Dáil debates

Tuesday, 9 April 2019

Ceisteanna ó Cheannairí - Leaders' Questions

 

2:00 pm

Photo of Micheál MartinMicheál Martin (Cork South Central, Fianna Fail) | Oireachtas source

Last week I referred to the fact that as many as 80,000 women were waiting for cervical smear test results. There is an enormous backlog, largely because of a decision taken by the Minister for Health last April to offer a free test to every woman who requested one. For about three months we have been seeking to ascertain the extent to which the Minister sought, received or ignored official advice on this decision because it has had significantly damaging repercussions for the programme which has been very effective over a period of ten years, with 65,000 pre-cancer cases being diagnosed and a very high participation rate. It is now in something of a crisis.

The truth and the record of the House matter. The Minister's story has shifted continuously from January onwards, following questions about the issue. We need a comprehensive statement from him. On 5 February he denied that the decision had been made against official advice. He said that was not the case, but we now know that there was official advice against the decision. Professor Gráinne Flannelly's submission was one element of it. We know that there was a meeting between Department of Health and CervicalCheck officials on that day and that an email went from CervicalCheck to the Department.

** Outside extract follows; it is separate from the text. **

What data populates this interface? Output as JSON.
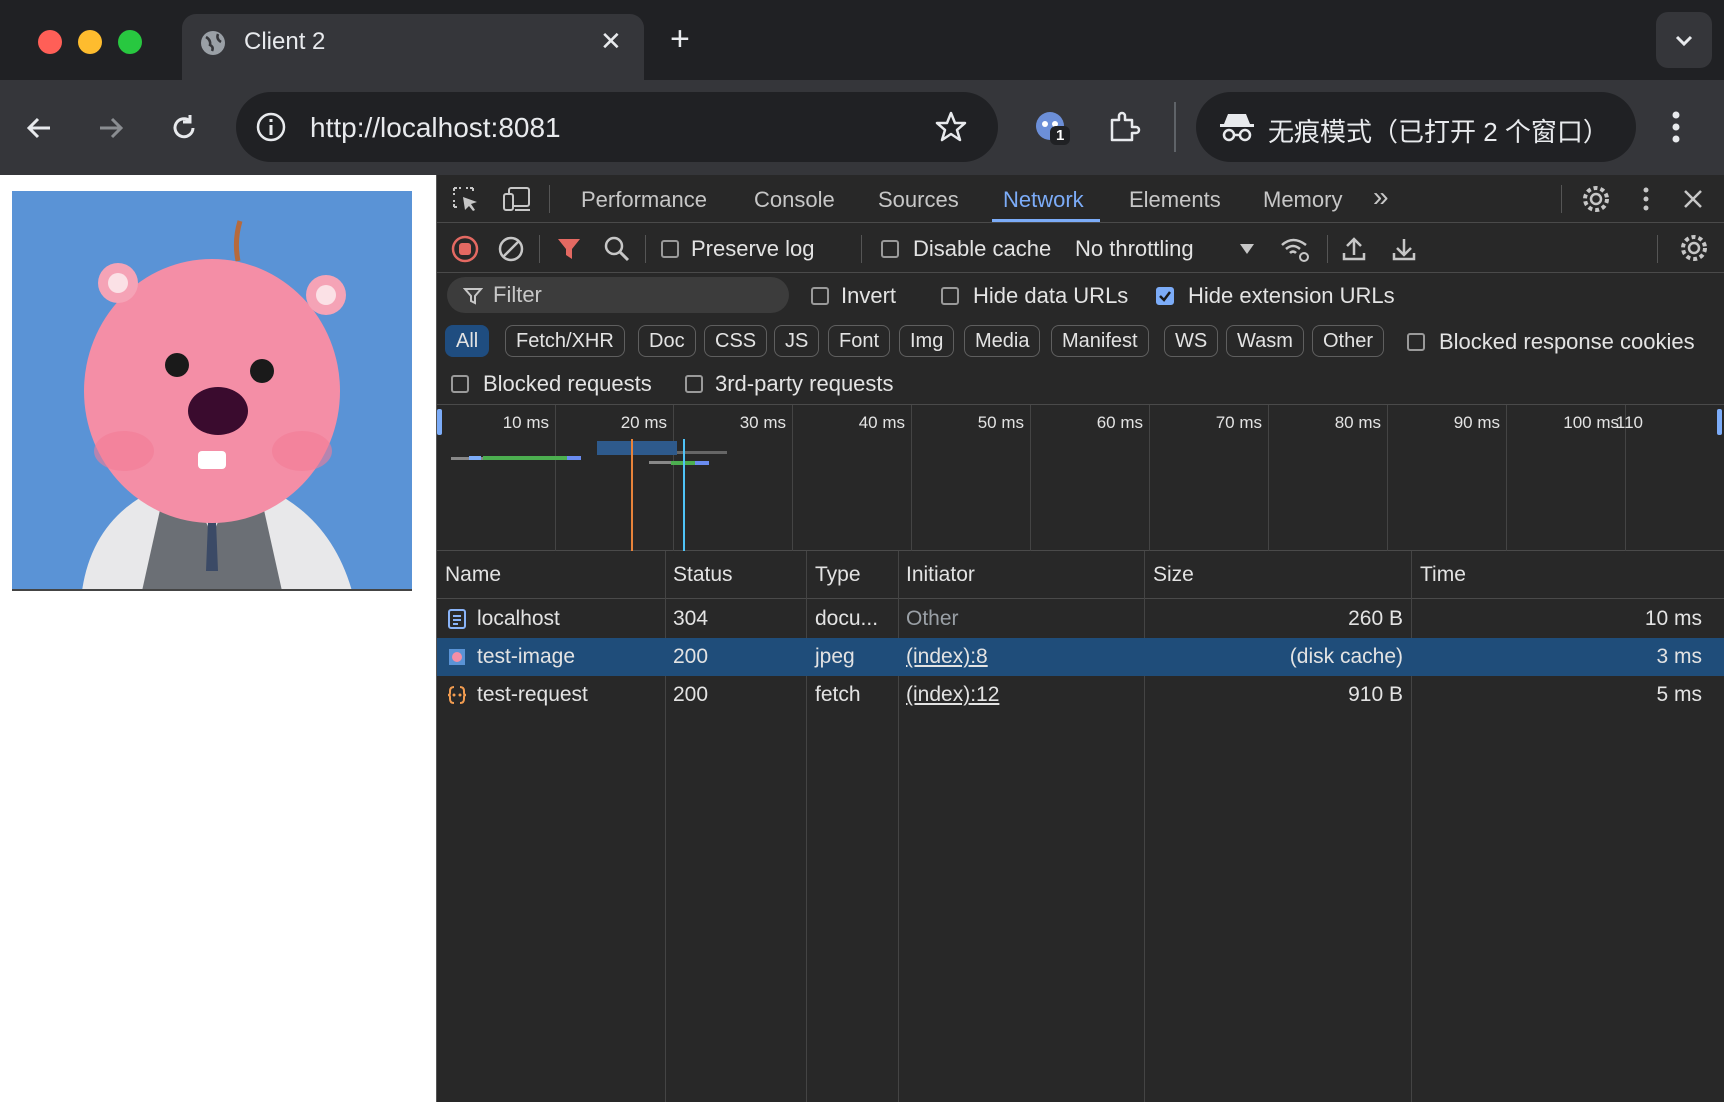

The Minister subsequently said the warnings had been significantly after he had made his decision. He set this out in a statement to the Dáil in February. We know that Mr. Tony O'Brien, the then director general of the HSE, spoke to the Minister on the Sunday after the decision was made and asked him to walk it back. This was before a Cabinet meeting on the following Tuesday at which the decision was formally endorsed and when a presentation was made. Were Ministers aware of all of that detail, the warnings and official advice against the decision to proceed? A number of the statements from the Minister are incorrect. There were warnings from very senior people on the day and the day after.

On 8 May I asked the Taoiseach during Leaders' Questions if there was the capacity to do the smear tests and if it was the correct official response. That was despite all of the spin that I had allegedly welcomed all of this. I asked some clear, pertinent questions on 8 May and what I said has been borne out in the fullness of time because Professor Gráinne Flannelly said the decision had fundamentally undermined the advice.

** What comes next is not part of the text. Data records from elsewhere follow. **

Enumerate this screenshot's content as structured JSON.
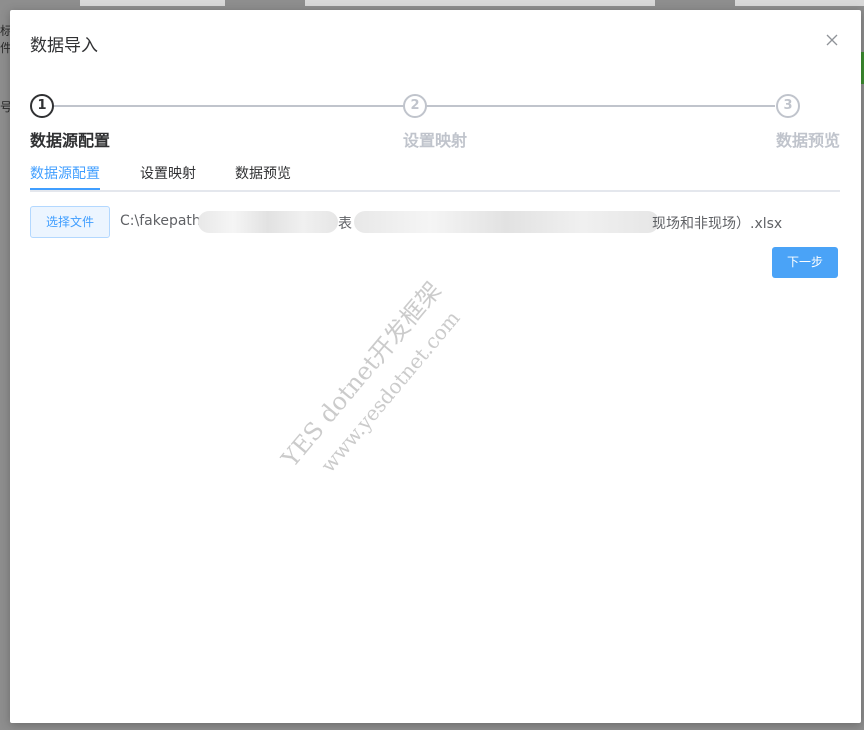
{
  "background": {
    "fragment_1": "标件",
    "fragment_2": "号"
  },
  "dialog": {
    "title": "数据导入",
    "close_icon": "close-icon"
  },
  "steps": [
    {
      "number": "1",
      "label": "数据源配置",
      "active": true
    },
    {
      "number": "2",
      "label": "设置映射",
      "active": false
    },
    {
      "number": "3",
      "label": "数据预览",
      "active": false
    }
  ],
  "tabs": [
    {
      "label": "数据源配置",
      "active": true
    },
    {
      "label": "设置映射",
      "active": false
    },
    {
      "label": "数据预览",
      "active": false
    }
  ],
  "file": {
    "button_label": "选择文件",
    "path_start": "C:\\fakepath",
    "path_mid": "表",
    "path_end": "现场和非现场）.xlsx"
  },
  "actions": {
    "next_label": "下一步"
  },
  "watermark": {
    "line1": "YES dotnet开发框架",
    "line2": "www.yesdotnet.com"
  },
  "colors": {
    "accent": "#409eff",
    "next_button": "#4aa3f7",
    "inactive": "#c0c4cc",
    "text": "#303133"
  }
}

Will the Taoiseach ask the Minister to come to the House and issue a comprehensive statement outlining the sequence of events leading up to the decision, the advice he received and when he received it and correcting the Dáil record as he does so? Will he publish the email sent by CervicalCheck to the Department on the day he made his decision? What is the timeline for the elimination of the backlog? Will the Taoiseach confirm that the CervicalCheck screening programme can cope with the overload that has resulted and that there is capacity to clear the backlog while continuing with the programme?